C’è poi la questione delle valutazioni, non certo paragonabili a quelle in presenza. “Anche su questo il ministero è stato totalmente assente. Sarebbe stato invece molto importante avere delle linee guida da seguire. Ovviamente nella didattica a distanza quando ci troviamo a dover valutare un compito, ci chiediamo se effettivamente l’alunno lo abbia svolto da solo o meno. È difficile. Da quello che è emerso sino ad ora, solo alla fine dell’intero percorso sarà necessario fornire un voto numerico. Nel frattempo si va avanti per giudizi. C’è poi la questione degli esami. Ad oggi non sappiamo ancora se e come verranno svolti. E ovviamente se le mie ore ridotte dovessero essere impiegate per la preparazione agli esami, dovrei ritarare i contenuti delle mie lezioni. Manca completamente una progettualità”. E la partecipazione di alunni e docenti? “Nel mio istituto tutti i ragazzi, nonostante le difficoltà, stanno prendendo parte alle lezioni. E anche quello sarà oggetto di valutazione finale, anche se non mettiamo assenze sul registro. Per quanto riguarda la partecipazione dei docenti invece, siamo partiti con italiano, matematica e inglese, allargando poi alle altre materie. Tutti i colleghi, anche quelli meno giovani e quindi meno avvezzi all’uso delle tecnologie, si sono messi a disposizione. La volontà di portare avanti la didattica nonostante le difficoltà c’è. Certo è che abbiamo dovuto ridefinire il modo di insegnare. Non c’è una cattedra. La nostra autorità è venuta meno. Il rapporto con i nostri alunni è paritario. La spiegazione con domande di comprensione finali non serve a nulla. Dobbiamo piuttosto sollecitare le domande dei nostri alunni che sono oltre lo schermo. Tutte cose che stiamo imparando sul campo. Non siamo formati per questo”.

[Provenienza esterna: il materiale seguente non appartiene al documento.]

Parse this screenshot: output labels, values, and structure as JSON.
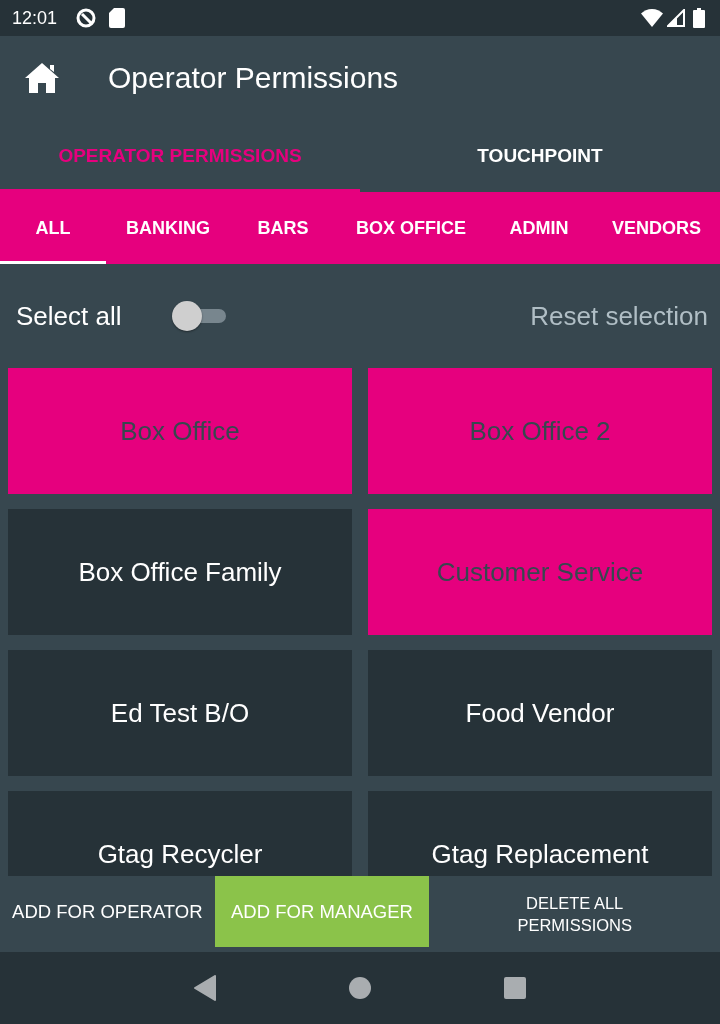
{
  "status_bar": {
    "time": "12:01"
  },
  "app_bar": {
    "title": "Operator Permissions"
  },
  "tabs": [
    {
      "label": "OPERATOR PERMISSIONS",
      "selected": true
    },
    {
      "label": "TOUCHPOINT",
      "selected": false
    }
  ],
  "categories": [
    {
      "label": "ALL",
      "selected": true
    },
    {
      "label": "BANKING",
      "selected": false
    },
    {
      "label": "BARS",
      "selected": false
    },
    {
      "label": "BOX OFFICE",
      "selected": false
    },
    {
      "label": "ADMIN",
      "selected": false
    },
    {
      "label": "VENDORS",
      "selected": false
    }
  ],
  "select_all": {
    "label": "Select all",
    "on": false
  },
  "reset": {
    "label": "Reset selection"
  },
  "permissions": [
    {
      "label": "Box Office",
      "selected": true
    },
    {
      "label": "Box Office 2",
      "selected": true
    },
    {
      "label": "Box Office Family",
      "selected": false
    },
    {
      "label": "Customer Service",
      "selected": true
    },
    {
      "label": "Ed Test B/O",
      "selected": false
    },
    {
      "label": "Food Vendor",
      "selected": false
    },
    {
      "label": "Gtag Recycler",
      "selected": false
    },
    {
      "label": "Gtag Replacement",
      "selected": false
    }
  ],
  "actions": [
    {
      "label": "ADD FOR OPERATOR",
      "kind": "text"
    },
    {
      "label": "ADD FOR MANAGER",
      "kind": "filled"
    },
    {
      "label": "DELETE ALL PERMISSIONS",
      "kind": "stacked"
    }
  ]
}
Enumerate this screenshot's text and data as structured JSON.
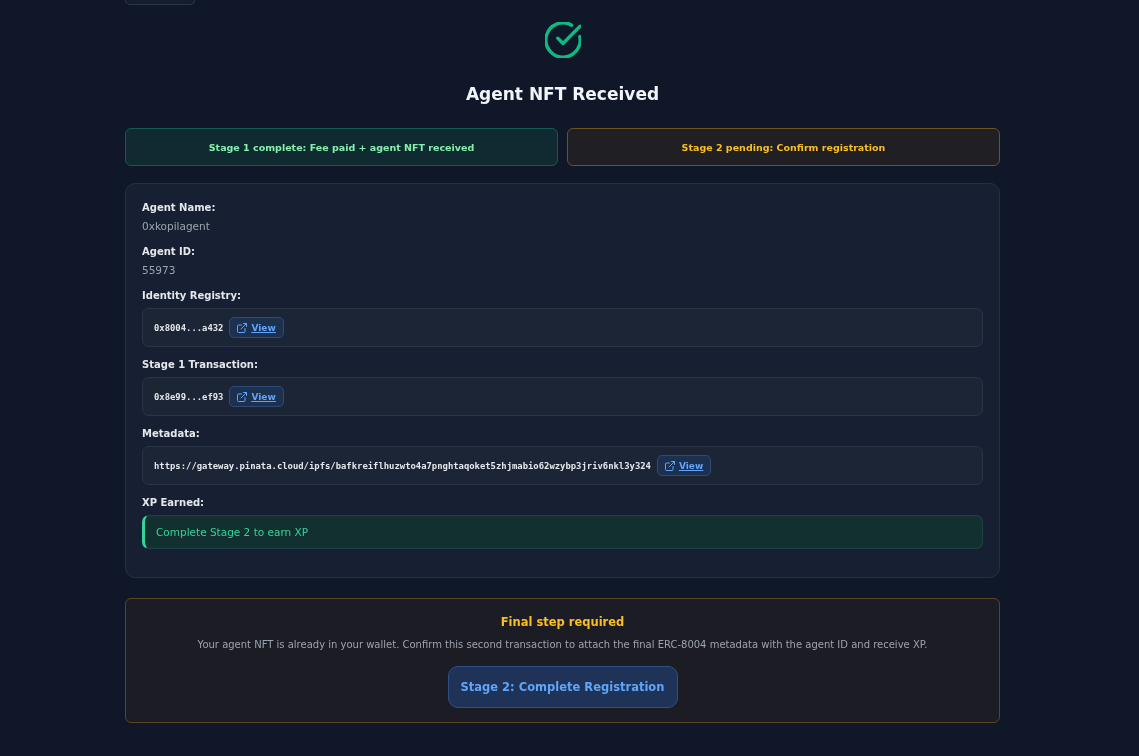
{
  "header": {
    "title": "Agent NFT Received"
  },
  "stages": [
    {
      "kind": "complete",
      "label": "Stage 1 complete: Fee paid + agent NFT received"
    },
    {
      "kind": "pending",
      "label": "Stage 2 pending: Confirm registration"
    }
  ],
  "details": [
    {
      "kind": "text",
      "label": "Agent Name:",
      "value": "0xkopilagent"
    },
    {
      "kind": "text",
      "label": "Agent ID:",
      "value": "55973"
    },
    {
      "kind": "address",
      "label": "Identity Registry:",
      "value": "0x8004...a432",
      "link": "View"
    },
    {
      "kind": "address",
      "label": "Stage 1 Transaction:",
      "value": "0x8e99...ef93",
      "link": "View"
    },
    {
      "kind": "address",
      "label": "Metadata:",
      "value": "https://gateway.pinata.cloud/ipfs/bafkreiflhuzwto4a7pnghtaqoket5zhjmabio62wzybp3jriv6nkl3y324",
      "link": "View"
    },
    {
      "kind": "note",
      "label": "XP Earned:",
      "value": "Complete Stage 2 to earn XP"
    }
  ],
  "final_step": {
    "title": "Final step required",
    "message": "Your agent NFT is already in your wallet. Confirm this second transaction to attach the final ERC-8004 metadata with the agent ID and receive XP.",
    "button": "Stage 2: Complete Registration"
  }
}
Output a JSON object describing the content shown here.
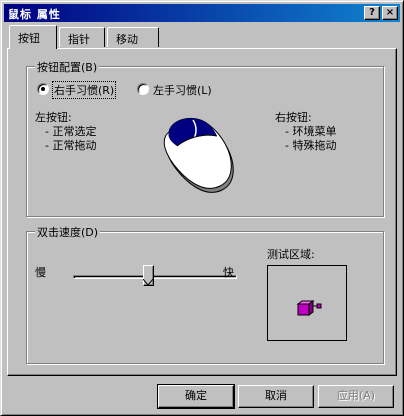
{
  "window": {
    "title": "鼠标 属性",
    "help_label": "?",
    "close_label": "×"
  },
  "tabs": [
    {
      "label": "按钮",
      "active": true
    },
    {
      "label": "指针",
      "active": false
    },
    {
      "label": "移动",
      "active": false
    }
  ],
  "button_config": {
    "group_title": "按钮配置(B)",
    "options": [
      {
        "label": "右手习惯(R)",
        "selected": true
      },
      {
        "label": "左手习惯(L)",
        "selected": false
      }
    ],
    "left_button_title": "左按钮:",
    "left_button_items": [
      "- 正常选定",
      "- 正常拖动"
    ],
    "right_button_title": "右按钮:",
    "right_button_items": [
      "- 环境菜单",
      "- 特殊拖动"
    ]
  },
  "double_click": {
    "group_title": "双击速度(D)",
    "slow_label": "慢",
    "fast_label": "快",
    "speed_value": 0.46,
    "test_area_label": "测试区域:"
  },
  "footer": {
    "ok_label": "确定",
    "cancel_label": "取消",
    "apply_label": "应用(A)"
  },
  "colors": {
    "title_bar": "#000080",
    "face": "#c0c0c0",
    "jack_in_the_box": "#c000c0"
  }
}
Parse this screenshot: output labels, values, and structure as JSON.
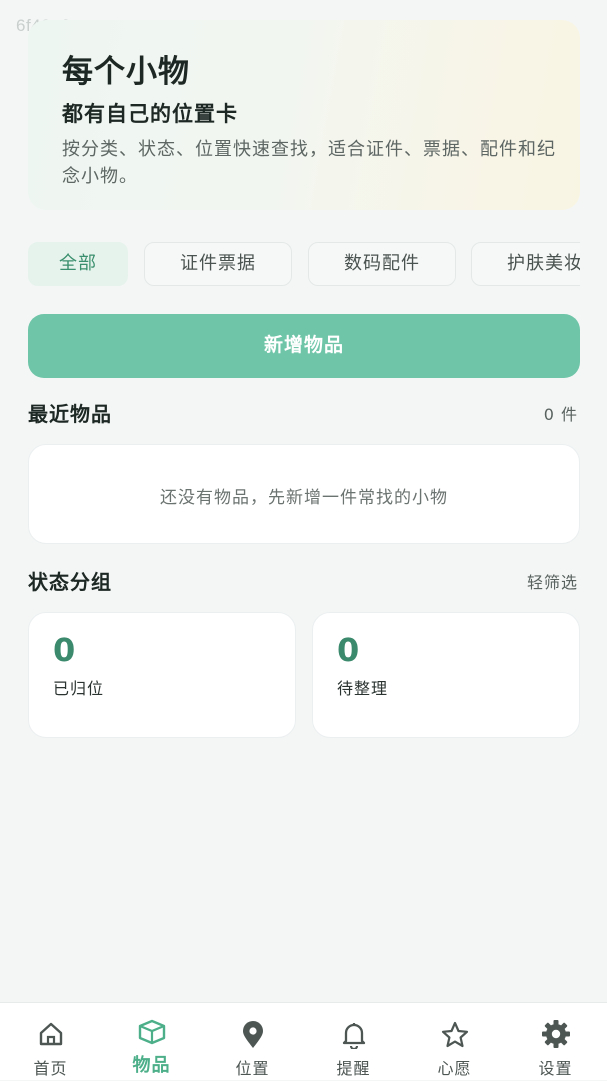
{
  "watermark": "6f40e2",
  "hero": {
    "title": "每个小物",
    "subtitle": "都有自己的位置卡",
    "description": "按分类、状态、位置快速查找，适合证件、票据、配件和纪念小物。"
  },
  "filters": [
    {
      "label": "全部",
      "active": true
    },
    {
      "label": "证件票据",
      "active": false
    },
    {
      "label": "数码配件",
      "active": false
    },
    {
      "label": "护肤美妆",
      "active": false
    }
  ],
  "add_button_label": "新增物品",
  "recent": {
    "title": "最近物品",
    "count_label": "0 件",
    "empty_text": "还没有物品，先新增一件常找的小物"
  },
  "status": {
    "title": "状态分组",
    "action_label": "轻筛选",
    "groups": [
      {
        "value": "0",
        "label": "已归位"
      },
      {
        "value": "0",
        "label": "待整理"
      }
    ]
  },
  "tabbar": {
    "active_color": "#4caf8a",
    "items": [
      {
        "label": "首页",
        "icon": "home-icon"
      },
      {
        "label": "物品",
        "icon": "box-icon",
        "active": true
      },
      {
        "label": "位置",
        "icon": "location-pin-icon"
      },
      {
        "label": "提醒",
        "icon": "bell-icon"
      },
      {
        "label": "心愿",
        "icon": "star-icon"
      },
      {
        "label": "设置",
        "icon": "gear-icon"
      }
    ]
  }
}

Com’è cambiato il suo rapporto con le tecnologie? “Ho sempre avuto un po’ paura delle tecnologie. Il timore era quello che potessero sostituire la presenza fisica. Con questa esperienza però ho capito che questo non è possibile. Nessuna piattaforma, per quanto interattiva potrà mai sostituire lo stare insieme ai propri alunni, il parlare, il confrontarsi, l’avere un dialogo. La speranza è che tale consapevolezza accompagni anche i nostri ragazzi, che in questo periodo di reclusione hanno sicuramente fatto un uso massiccio di questi strumenti, non solo per la didattica”. E le famiglie? “Le ringrazio, per la loro disponibilità, per come stanno accompagnando i loro figli in questo percorso. Devono dedicare loro molto tempo in una situazione già molto complessa di smart working e incombenze domestiche. Soprattutto i più piccoli spesso non sono così preparati nell’accensione di una webcam o all’avvio di un programma. Non solo. Le famiglie si stanno facendo carico anche dell’aspetto economico della didattica. Pensiamo alla rete internet che è in carico a loro e a noi docenti, senza alcuna partecipazione di spesa da parte del ministero. La speranza è che finito tutto questo, la scuola torni davvero ad avere il ruolo che merita e che da troppo tempo ha perso”.